Children as young as nine are going on diets after being taunted at school about being fat despite the fact that many of them are normal weight for their age, psychologists said yesterday.

Such an early initiation into the diet culture can act as a trigger for eating disorders including excessive weight control and bulimia during adolescence in girls, they said.

A study by psychologists at Leeds University found 21 per cent of girls and 16 per cent of boys of primary school age were teased and taunted at being overweight, causing loss of self-esteem. Twenty per cent of the 383 nine-year-olds questioned said they were bullied because of their body shape, although only half of them were clinically overweight or obese.

Girls were more likely to be socially excluded by whispering campaigns and teasing, and boys would be subject to direct insults as well as threats of physical assault. Dr Andrew Hill, who conducted the research with Clea Waterson, said peer pressure among girls to look a certain shape was more insidious than that experienced by boys.

"Personal identities are achieved through peer interaction and while girls have the ability to be supportive to each other, they can also be incredibly divisive," he said. "It also happens at an earlier age among girls because they reach physical and psychological maturity earlier."
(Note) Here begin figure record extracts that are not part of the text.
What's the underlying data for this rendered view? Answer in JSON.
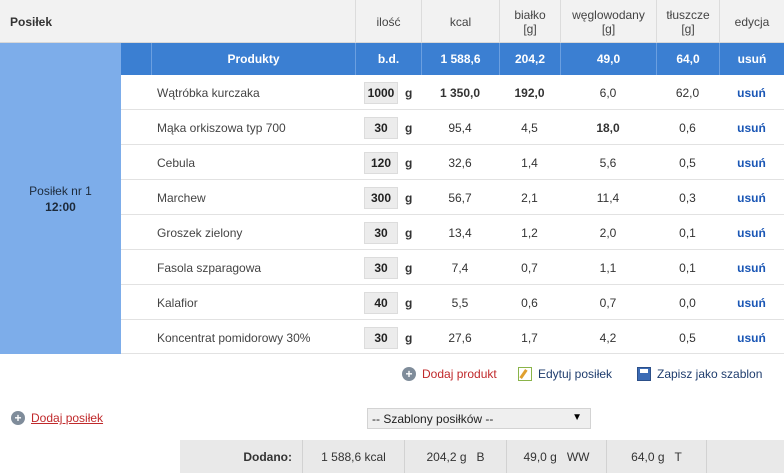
{
  "header": {
    "meal_col": "Posiłek",
    "qty_col": "ilość",
    "kcal_col": "kcal",
    "protein_col": "białko",
    "protein_unit": "[g]",
    "carbs_col": "węglowodany",
    "carbs_unit": "[g]",
    "fat_col": "tłuszcze",
    "fat_unit": "[g]",
    "edit_col": "edycja"
  },
  "meal": {
    "name": "Posiłek nr 1",
    "time": "12:00"
  },
  "products_row": {
    "label": "Produkty",
    "qty": "b.d.",
    "kcal": "1 588,6",
    "protein": "204,2",
    "carbs": "49,0",
    "fat": "64,0",
    "delete": "usuń"
  },
  "items": [
    {
      "name": "Wątróbka kurczaka",
      "qty": "1000",
      "unit": "g",
      "kcal": "1 350,0",
      "protein": "192,0",
      "carbs": "6,0",
      "fat": "62,0",
      "delete": "usuń"
    },
    {
      "name": "Mąka orkiszowa typ 700",
      "qty": "30",
      "unit": "g",
      "kcal": "95,4",
      "protein": "4,5",
      "carbs": "18,0",
      "fat": "0,6",
      "delete": "usuń"
    },
    {
      "name": "Cebula",
      "qty": "120",
      "unit": "g",
      "kcal": "32,6",
      "protein": "1,4",
      "carbs": "5,6",
      "fat": "0,5",
      "delete": "usuń"
    },
    {
      "name": "Marchew",
      "qty": "300",
      "unit": "g",
      "kcal": "56,7",
      "protein": "2,1",
      "carbs": "11,4",
      "fat": "0,3",
      "delete": "usuń"
    },
    {
      "name": "Groszek zielony",
      "qty": "30",
      "unit": "g",
      "kcal": "13,4",
      "protein": "1,2",
      "carbs": "2,0",
      "fat": "0,1",
      "delete": "usuń"
    },
    {
      "name": "Fasola szparagowa",
      "qty": "30",
      "unit": "g",
      "kcal": "7,4",
      "protein": "0,7",
      "carbs": "1,1",
      "fat": "0,1",
      "delete": "usuń"
    },
    {
      "name": "Kalafior",
      "qty": "40",
      "unit": "g",
      "kcal": "5,5",
      "protein": "0,6",
      "carbs": "0,7",
      "fat": "0,0",
      "delete": "usuń"
    },
    {
      "name": "Koncentrat pomidorowy 30%",
      "qty": "30",
      "unit": "g",
      "kcal": "27,6",
      "protein": "1,7",
      "carbs": "4,2",
      "fat": "0,5",
      "delete": "usuń"
    }
  ],
  "actions": {
    "add_product": "Dodaj produkt",
    "edit_meal": "Edytuj posiłek",
    "save_template": "Zapisz jako szablon"
  },
  "add_meal": "Dodaj posiłek",
  "templates_select": {
    "selected": "-- Szablony posiłków --"
  },
  "totals": {
    "label": "Dodano:",
    "kcal": "1 588,6 kcal",
    "protein": "204,2 g",
    "protein_suffix": "B",
    "carbs": "49,0 g",
    "carbs_suffix": "WW",
    "fat": "64,0 g",
    "fat_suffix": "T"
  },
  "colors": {
    "accent": "#3b7fd2",
    "meal_cell": "#7dadea",
    "link_red": "#c0292b",
    "link_blue": "#1a56b5"
  }
}
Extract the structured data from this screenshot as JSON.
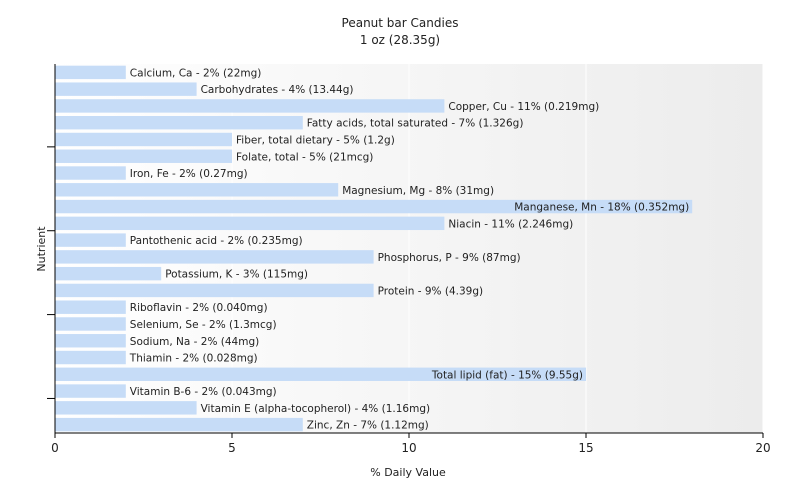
{
  "chart_data": {
    "type": "bar",
    "orientation": "horizontal",
    "title": "Peanut bar Candies",
    "subtitle": "1 oz (28.35g)",
    "xlabel": "% Daily Value",
    "ylabel": "Nutrient",
    "xlim": [
      0,
      20
    ],
    "xticks": [
      0,
      5,
      10,
      15,
      20
    ],
    "grid": true,
    "bar_color": "#c6dcf7",
    "categories": [
      "Calcium, Ca",
      "Carbohydrates",
      "Copper, Cu",
      "Fatty acids, total saturated",
      "Fiber, total dietary",
      "Folate, total",
      "Iron, Fe",
      "Magnesium, Mg",
      "Manganese, Mn",
      "Niacin",
      "Pantothenic acid",
      "Phosphorus, P",
      "Potassium, K",
      "Protein",
      "Riboflavin",
      "Selenium, Se",
      "Sodium, Na",
      "Thiamin",
      "Total lipid (fat)",
      "Vitamin B-6",
      "Vitamin E (alpha-tocopherol)",
      "Zinc, Zn"
    ],
    "values": [
      2,
      4,
      11,
      7,
      5,
      5,
      2,
      8,
      18,
      11,
      2,
      9,
      3,
      9,
      2,
      2,
      2,
      2,
      15,
      2,
      4,
      7
    ],
    "labels": [
      "Calcium, Ca - 2% (22mg)",
      "Carbohydrates - 4% (13.44g)",
      "Copper, Cu - 11% (0.219mg)",
      "Fatty acids, total saturated - 7% (1.326g)",
      "Fiber, total dietary - 5% (1.2g)",
      "Folate, total - 5% (21mcg)",
      "Iron, Fe - 2% (0.27mg)",
      "Magnesium, Mg - 8% (31mg)",
      "Manganese, Mn - 18% (0.352mg)",
      "Niacin - 11% (2.246mg)",
      "Pantothenic acid - 2% (0.235mg)",
      "Phosphorus, P - 9% (87mg)",
      "Potassium, K - 3% (115mg)",
      "Protein - 9% (4.39g)",
      "Riboflavin - 2% (0.040mg)",
      "Selenium, Se - 2% (1.3mcg)",
      "Sodium, Na - 2% (44mg)",
      "Thiamin - 2% (0.028mg)",
      "Total lipid (fat) - 15% (9.55g)",
      "Vitamin B-6 - 2% (0.043mg)",
      "Vitamin E (alpha-tocopherol) - 4% (1.16mg)",
      "Zinc, Zn - 7% (1.12mg)"
    ]
  }
}
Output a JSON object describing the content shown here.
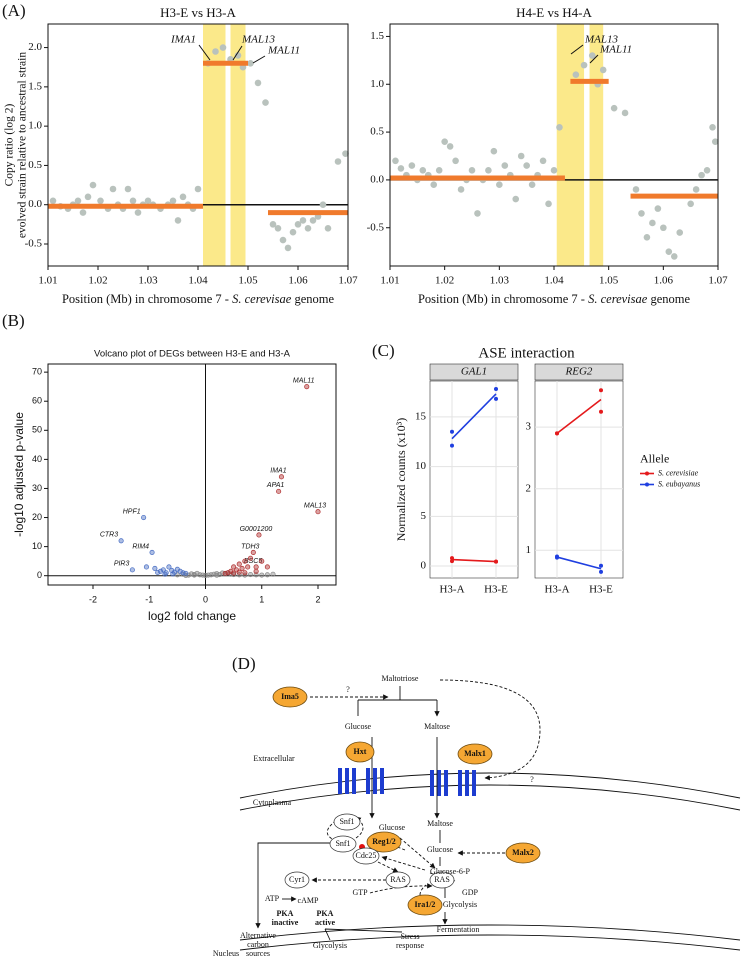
{
  "panel_labels": [
    "(A)",
    "(B)",
    "(C)",
    "(D)"
  ],
  "chart_data": [
    {
      "type": "scatter",
      "title": "H3-E vs H3-A",
      "x_label": [
        "Position (Mb) in chromosome 7 - ",
        "S. cerevisae",
        " genome"
      ],
      "y_label": [
        "Copy ratio (log 2)",
        "evolved strain relative to ancestral strain"
      ],
      "xlim": [
        1.01,
        1.07
      ],
      "ylim": [
        -0.78,
        2.3
      ],
      "xticks": [
        1.01,
        1.02,
        1.03,
        1.04,
        1.05,
        1.06,
        1.07
      ],
      "yticks": [
        -0.5,
        {
          "value": 0,
          "label": "0.0"
        },
        0.5,
        {
          "value": 1,
          "label": "1.0"
        },
        1.5,
        {
          "value": 2,
          "label": "2.0"
        }
      ],
      "hline": 0,
      "point_color": "#b9c2bd",
      "x": [
        1.011,
        1.0125,
        1.014,
        1.015,
        1.016,
        1.017,
        1.018,
        1.019,
        1.0205,
        1.022,
        1.023,
        1.024,
        1.025,
        1.026,
        1.027,
        1.028,
        1.029,
        1.03,
        1.031,
        1.0325,
        1.034,
        1.035,
        1.036,
        1.037,
        1.038,
        1.039,
        1.04,
        1.042,
        1.0435,
        1.045,
        1.0465,
        1.048,
        1.049,
        1.0505,
        1.052,
        1.0535,
        1.055,
        1.056,
        1.057,
        1.058,
        1.059,
        1.06,
        1.061,
        1.062,
        1.063,
        1.064,
        1.065,
        1.066,
        1.068,
        1.0695
      ],
      "y": [
        0.05,
        -0.02,
        -0.05,
        0.0,
        0.05,
        -0.1,
        0.1,
        0.25,
        0.05,
        -0.05,
        0.2,
        0.0,
        -0.05,
        0.2,
        0.05,
        -0.1,
        0.0,
        0.05,
        0.0,
        -0.05,
        0.0,
        0.05,
        -0.2,
        0.1,
        0.0,
        -0.05,
        0.2,
        1.8,
        1.95,
        2.0,
        1.85,
        1.9,
        1.75,
        1.8,
        1.55,
        1.3,
        -0.25,
        -0.3,
        -0.45,
        -0.55,
        -0.35,
        -0.25,
        -0.2,
        -0.3,
        -0.2,
        -0.15,
        0.0,
        -0.3,
        0.55,
        0.65
      ],
      "segments": {
        "color": "#f07a2c",
        "x0": [
          1.01,
          1.041,
          1.054
        ],
        "x1": [
          1.041,
          1.05,
          1.07
        ],
        "y": [
          -0.02,
          1.8,
          -0.1
        ]
      },
      "highlight": {
        "color": "#fbe98a",
        "x0": [
          1.041,
          1.0465
        ],
        "x1": [
          1.0455,
          1.0495
        ]
      },
      "annotations": [
        "IMA1",
        "MAL13",
        "MAL11"
      ]
    },
    {
      "type": "scatter",
      "title": "H4-E vs H4-A",
      "x_label": [
        "Position (Mb) in chromosome 7 - ",
        "S. cerevisae",
        " genome"
      ],
      "xlim": [
        1.01,
        1.07
      ],
      "ylim": [
        -0.9,
        1.63
      ],
      "xticks": [
        1.01,
        1.02,
        1.03,
        1.04,
        1.05,
        1.06,
        1.07
      ],
      "yticks": [
        -0.5,
        {
          "value": 0,
          "label": "0.0"
        },
        0.5,
        {
          "value": 1,
          "label": "1.0"
        },
        1.5
      ],
      "hline": 0,
      "point_color": "#b9c2bd",
      "x": [
        1.011,
        1.012,
        1.013,
        1.014,
        1.015,
        1.016,
        1.017,
        1.018,
        1.019,
        1.02,
        1.021,
        1.022,
        1.023,
        1.024,
        1.025,
        1.026,
        1.027,
        1.028,
        1.029,
        1.03,
        1.031,
        1.032,
        1.033,
        1.034,
        1.035,
        1.036,
        1.037,
        1.038,
        1.039,
        1.04,
        1.041,
        1.044,
        1.0455,
        1.047,
        1.048,
        1.049,
        1.051,
        1.053,
        1.055,
        1.056,
        1.057,
        1.058,
        1.059,
        1.06,
        1.061,
        1.062,
        1.063,
        1.065,
        1.066,
        1.067,
        1.068,
        1.069,
        1.0695
      ],
      "y": [
        0.2,
        0.12,
        0.05,
        0.15,
        0.0,
        0.1,
        0.05,
        -0.05,
        0.1,
        0.4,
        0.35,
        0.2,
        -0.1,
        0.0,
        0.1,
        -0.35,
        0.0,
        0.1,
        0.3,
        -0.05,
        0.15,
        0.05,
        -0.2,
        0.25,
        0.15,
        -0.05,
        0.05,
        0.2,
        -0.25,
        0.1,
        0.55,
        1.1,
        1.2,
        1.3,
        1.0,
        1.15,
        0.75,
        0.7,
        -0.1,
        -0.35,
        -0.6,
        -0.45,
        -0.3,
        -0.5,
        -0.75,
        -0.8,
        -0.55,
        -0.25,
        -0.1,
        0.05,
        0.1,
        0.55,
        0.4
      ],
      "segments": {
        "color": "#f07a2c",
        "x0": [
          1.01,
          1.043,
          1.054
        ],
        "x1": [
          1.042,
          1.05,
          1.07
        ],
        "y": [
          0.02,
          1.03,
          -0.17
        ]
      },
      "highlight": {
        "color": "#fbe98a",
        "x0": [
          1.0405,
          1.0465
        ],
        "x1": [
          1.0455,
          1.049
        ]
      },
      "annotations": [
        "MAL13",
        "MAL11"
      ]
    },
    {
      "type": "scatter",
      "title": "Volcano plot of DEGs between H3-E and H3-A",
      "x_label": "log2 fold change",
      "y_label": "-log10 adjusted p-value",
      "xlim": [
        -2.8,
        2.32
      ],
      "ylim": [
        -3.2,
        72.8
      ],
      "xticks": [
        -2,
        -1,
        0,
        1,
        2
      ],
      "yticks": [
        0,
        10,
        20,
        30,
        40,
        50,
        60,
        70
      ],
      "hline": 0,
      "vline": 0,
      "series": [
        {
          "color": "#888888",
          "x": [
            -0.5,
            -0.4,
            -0.3,
            -0.25,
            -0.2,
            -0.15,
            -0.1,
            -0.05,
            0,
            0.05,
            0.1,
            0.15,
            0.2,
            0.25,
            0.3,
            0.35,
            0.4,
            0.45,
            0.5,
            0.6,
            0.7,
            0.8,
            0.9,
            1.0,
            1.1,
            1.2,
            -0.35,
            -0.2,
            0.2
          ],
          "y": [
            0.3,
            0.5,
            0.2,
            0.6,
            0.4,
            0.8,
            0.3,
            0.2,
            0.1,
            0.2,
            0.3,
            0.5,
            0.7,
            0.4,
            0.9,
            0.6,
            1,
            0.5,
            0.4,
            0.3,
            0.2,
            0.4,
            0.3,
            0.2,
            0.3,
            0.5,
            0.1,
            0.2,
            0.15
          ]
        },
        {
          "color": "#4a6fc4",
          "x": [
            -1.1,
            -1.5,
            -0.95,
            -1.3,
            -1.05,
            -0.9,
            -0.8,
            -0.75,
            -0.7,
            -0.65,
            -0.6,
            -0.55,
            -0.5,
            -0.45,
            -0.4,
            -0.35,
            -0.58,
            -0.72,
            -0.85
          ],
          "y": [
            20,
            12,
            8,
            2,
            3,
            2.5,
            1.5,
            2,
            1,
            3,
            1.8,
            1.2,
            2.2,
            1.5,
            1,
            0.8,
            0.6,
            0.5,
            1.1
          ],
          "labels": [
            "HPF1",
            "CTR3",
            "RIM4",
            "PIR3",
            null,
            null,
            null,
            null,
            null,
            null,
            null,
            null,
            null,
            null,
            null,
            null,
            null,
            null,
            null
          ]
        },
        {
          "color": "#b03030",
          "x": [
            1.8,
            1.35,
            1.3,
            2.0,
            0.95,
            0.85,
            0.9,
            0.5,
            0.55,
            0.6,
            0.65,
            0.7,
            0.75,
            0.8,
            0.45,
            0.4,
            0.35,
            1.0,
            1.1,
            0.9,
            0.7,
            0.6,
            0.5
          ],
          "y": [
            65,
            34,
            29,
            22,
            14,
            8,
            3,
            3,
            2,
            4,
            2.5,
            5,
            3,
            6,
            1.5,
            1,
            0.8,
            5,
            3,
            1.5,
            1,
            1.2,
            0.9
          ],
          "labels": [
            "MAL11",
            "IMA1",
            "APA1",
            "MAL13",
            "G0001200",
            "TDH3",
            "BSC5",
            null,
            null,
            null,
            null,
            null,
            null,
            null,
            null,
            null,
            null,
            null,
            null,
            null,
            null,
            null,
            null
          ]
        }
      ]
    },
    {
      "type": "line",
      "title": "ASE interaction",
      "y_label": "Normalized counts (x10³)",
      "categories": [
        "H3-A",
        "H3-E"
      ],
      "grid": true,
      "legend": "right",
      "legend_title": "Allele",
      "series": [
        {
          "name": "S. cerevisiae",
          "color": "#e41a1c"
        },
        {
          "name": "S. eubayanus",
          "color": "#1f3fe0"
        }
      ],
      "facets": [
        {
          "title": "GAL1",
          "ylim": [
            -1.2,
            18.6
          ],
          "yticks": [
            0,
            5,
            10,
            15
          ],
          "series": [
            {
              "values": [
                0.65,
                0.45
              ],
              "replicates": [
                [
                  0.8,
                  0.5
                ],
                [
                  0.45,
                  0.45
                ]
              ]
            },
            {
              "values": [
                12.8,
                17.3
              ],
              "replicates": [
                [
                  13.5,
                  12.1
                ],
                [
                  17.8,
                  16.8
                ]
              ]
            }
          ]
        },
        {
          "title": "REG2",
          "ylim": [
            0.55,
            3.75
          ],
          "yticks": [
            1,
            2,
            3
          ],
          "series": [
            {
              "values": [
                2.9,
                3.45
              ],
              "replicates": [
                [
                  2.9,
                  2.9
                ],
                [
                  3.6,
                  3.25
                ]
              ]
            },
            {
              "values": [
                0.89,
                0.7
              ],
              "replicates": [
                [
                  0.9,
                  0.88
                ],
                [
                  0.75,
                  0.65
                ]
              ]
            }
          ]
        }
      ]
    }
  ],
  "diagram": {
    "maltotriose": "Maltotriose",
    "ima5": "Ima5",
    "question_1": "?",
    "question_2": "?",
    "glucose_out": "Glucose",
    "maltose_out": "Maltose",
    "hxt": "Hxt",
    "malx1": "Malx1",
    "extracellular": "Extracellular",
    "cytoplasma": "Cytoplasma",
    "snf1_a": "Snf1",
    "snf1_b": "Snf1",
    "reg12": "Reg1/2",
    "glucose_in": "Glucose",
    "maltose_in": "Maltose",
    "malx2": "Malx2",
    "glucose_from_maltose": "Glucose",
    "cdc25": "Cdc25",
    "glucose6p": "Glucose-6-P",
    "cyr1": "Cyr1",
    "ras_a": "RAS",
    "ras_b": "RAS",
    "atp": "ATP",
    "camp": "cAMP",
    "gtp": "GTP",
    "gdp": "GDP",
    "ira12": "Ira1/2",
    "glycolysis_cyto": "Glycolysis",
    "fermentation": "Fermentation",
    "pka_inactive": [
      "PKA",
      "inactive"
    ],
    "pka_active": [
      "PKA",
      "active"
    ],
    "nucleus": "Nucleus",
    "alt_carbon": [
      "Alternative",
      "carbon",
      "sources"
    ],
    "glycolysis_nuc": "Glycolysis",
    "stress_response": [
      "Stress",
      "response"
    ]
  }
}
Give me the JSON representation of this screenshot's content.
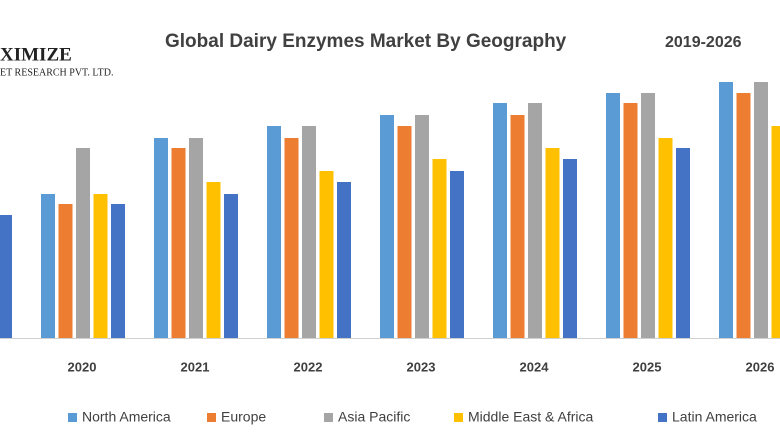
{
  "logo": {
    "name": "XIMIZE",
    "subtitle": "ET RESEARCH PVT. LTD."
  },
  "chart_data": {
    "type": "bar",
    "title": "Global Dairy Enzymes Market By Geography",
    "subtitle": "2019-2026",
    "categories": [
      null,
      "2020",
      "2021",
      "2022",
      "2023",
      "2024",
      "2025",
      "2026"
    ],
    "series": [
      {
        "name": "North America",
        "color": "#5b9bd5",
        "values": [
          null,
          144,
          200,
          212,
          223,
          235,
          245,
          256
        ]
      },
      {
        "name": "Europe",
        "color": "#ed7d31",
        "values": [
          null,
          134,
          190,
          200,
          212,
          223,
          235,
          245
        ]
      },
      {
        "name": "Asia Pacific",
        "color": "#a5a5a5",
        "values": [
          null,
          190,
          200,
          212,
          223,
          235,
          245,
          256
        ]
      },
      {
        "name": "Middle East & Africa",
        "color": "#ffc000",
        "values": [
          null,
          144,
          156,
          167,
          179,
          190,
          200,
          212
        ]
      },
      {
        "name": "Latin America",
        "color": "#4472c4",
        "values": [
          123,
          134,
          144,
          156,
          167,
          179,
          190,
          null
        ]
      }
    ]
  }
}
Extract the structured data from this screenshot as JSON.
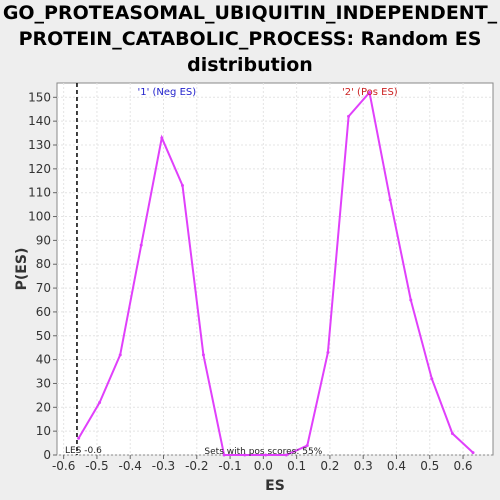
{
  "title_lines": [
    "GO_PROTEASOMAL_UBIQUITIN_INDEPENDENT_",
    "PROTEIN_CATABOLIC_PROCESS: Random ES",
    "distribution"
  ],
  "chart_data": {
    "type": "line",
    "title": "GO_PROTEASOMAL_UBIQUITIN_INDEPENDENT_PROTEIN_CATABOLIC_PROCESS: Random ES distribution",
    "xlabel": "ES",
    "ylabel": "P(ES)",
    "xlim": [
      -0.62,
      0.69
    ],
    "ylim": [
      0,
      156
    ],
    "xticks": [
      -0.6,
      -0.5,
      -0.4,
      -0.3,
      -0.2,
      -0.1,
      0.0,
      0.1,
      0.2,
      0.3,
      0.4,
      0.5,
      0.6
    ],
    "xtick_labels": [
      "-0.6",
      "-0.5",
      "-0.4",
      "-0.3",
      "-0.2",
      "-0.1",
      "0.0",
      "0.1",
      "0.2",
      "0.3",
      "0.4",
      "0.5",
      "0.6"
    ],
    "yticks": [
      0,
      10,
      20,
      30,
      40,
      50,
      60,
      70,
      80,
      90,
      100,
      110,
      120,
      130,
      140,
      150
    ],
    "grid": true,
    "line_color": "#e040fb",
    "series": [
      {
        "x": [
          -0.555,
          -0.492,
          -0.43,
          -0.367,
          -0.305,
          -0.243,
          -0.18,
          -0.118,
          -0.056,
          0.007,
          0.069,
          0.132,
          0.194,
          0.256,
          0.319,
          0.381,
          0.443,
          0.506,
          0.568,
          0.63
        ],
        "values": [
          7,
          22,
          42,
          88,
          133,
          113,
          42,
          0,
          0,
          0,
          0,
          4,
          43,
          142,
          152,
          107,
          65,
          32,
          9,
          1
        ]
      }
    ],
    "annotations": {
      "neg_label": "'1' (Neg ES)",
      "pos_label": "'2' (Pos ES)",
      "neg_color": "#2222cc",
      "pos_color": "#cc2222",
      "les_text": "LES -0.6",
      "les_x": -0.56,
      "pos_scores_text": "Sets with pos scores: 55%"
    }
  }
}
The researchers hope the study, to be presented at the London International Eating Disorder Conference tomorrow, will help teachers and support staff to identify and eliminate bullying.

Last week, a report by the Institute of Child Health found that children's average waist size had increased by two inches in 10 years. Dr Carolyn Summerbell, an expert in child obesity at Teesside University, said it needed to be tackled by healthy eating and physical activity. "One of the things you do not want to happen is to make a child who is overweight feel isolated or unusual," she said.

Childline, which takes 20,000 calls a year from bullied children, urged parents and older siblings to take the lead in discouraging younger children from teasing people about their weight. The actress Kate Winslet has said she was subjected to taunts. "As a teenager, I became shy because I was overweight and called 'Blubber'," she said.